Der Trick ist simpel. Packt man eine Datei in ein passwortgeschütztes ZIP File, dann wird der Dateiendung ein '+' angehängt. Aus 'xyz.exe' wird 'xyz.exe+'. Die Virenscanner arbeiten in der Standardeinstellung meist nur bestimmte Dateierweiterungen ab. Abhängig vom Scanner muß man also einstellen, dass er alle Dateien scannen soll oder händisch 'exe+' in die Liste der abzuarbeitenden Dateierweiterungen eintragen.
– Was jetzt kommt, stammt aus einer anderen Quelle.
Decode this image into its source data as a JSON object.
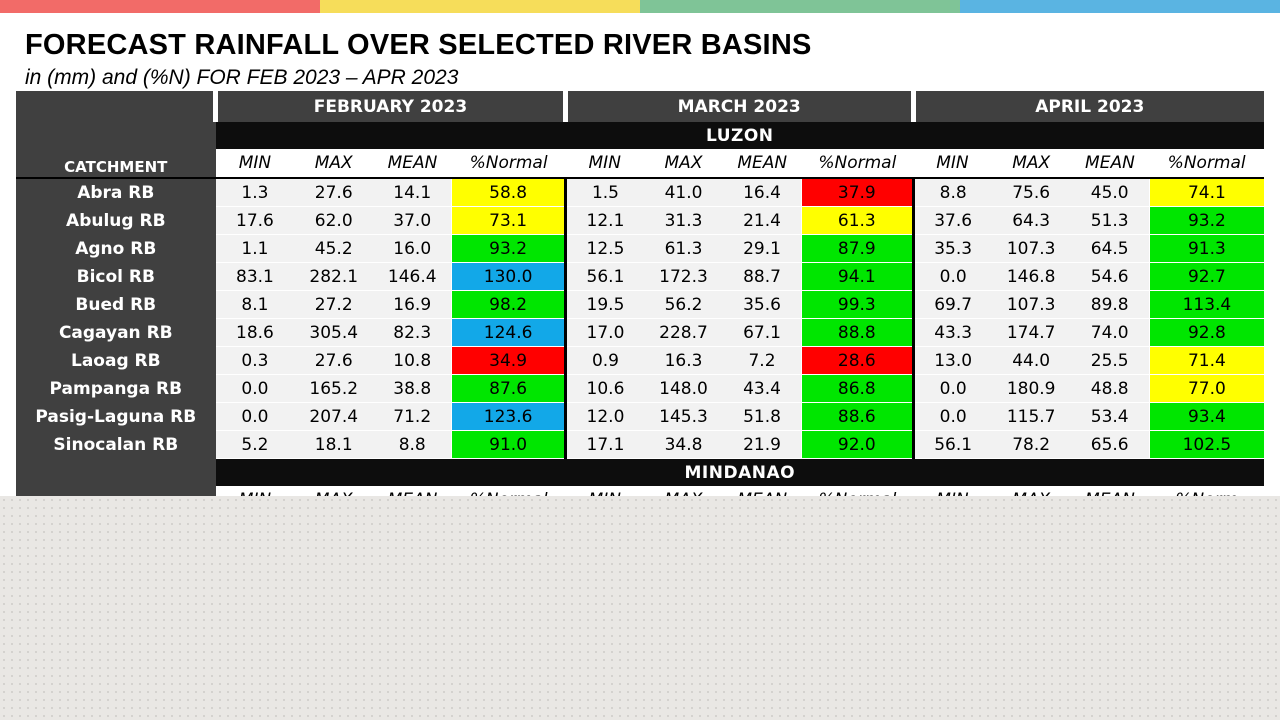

Bei uns im Netzwerk ist zB der Versand der typischen Dateianhänge dieses Wurmes mailserverseitig geblockt, und die Content/Virenscanner an den  Gateways haben die Würmer recht zuverlässig abgewiesen (es wird der gesamte TCP/IP Verkehr von Contentscannern nach Viren- und Exploitsignaturen gescannt).


----------



## virenscanner (3 März 2004)

Das triffts leider nicht....
Sooo simpel ist der Trick nämlich nicht.

Auch wenn "alle Dateien" eingestellt seien sollte, kann ein Virenscanner das mit Passwort versehen ZIP-Archiv nicht scannen (solange der Virenscanner nicht das Passwort kennt).


----------



## Counselor (3 März 2004)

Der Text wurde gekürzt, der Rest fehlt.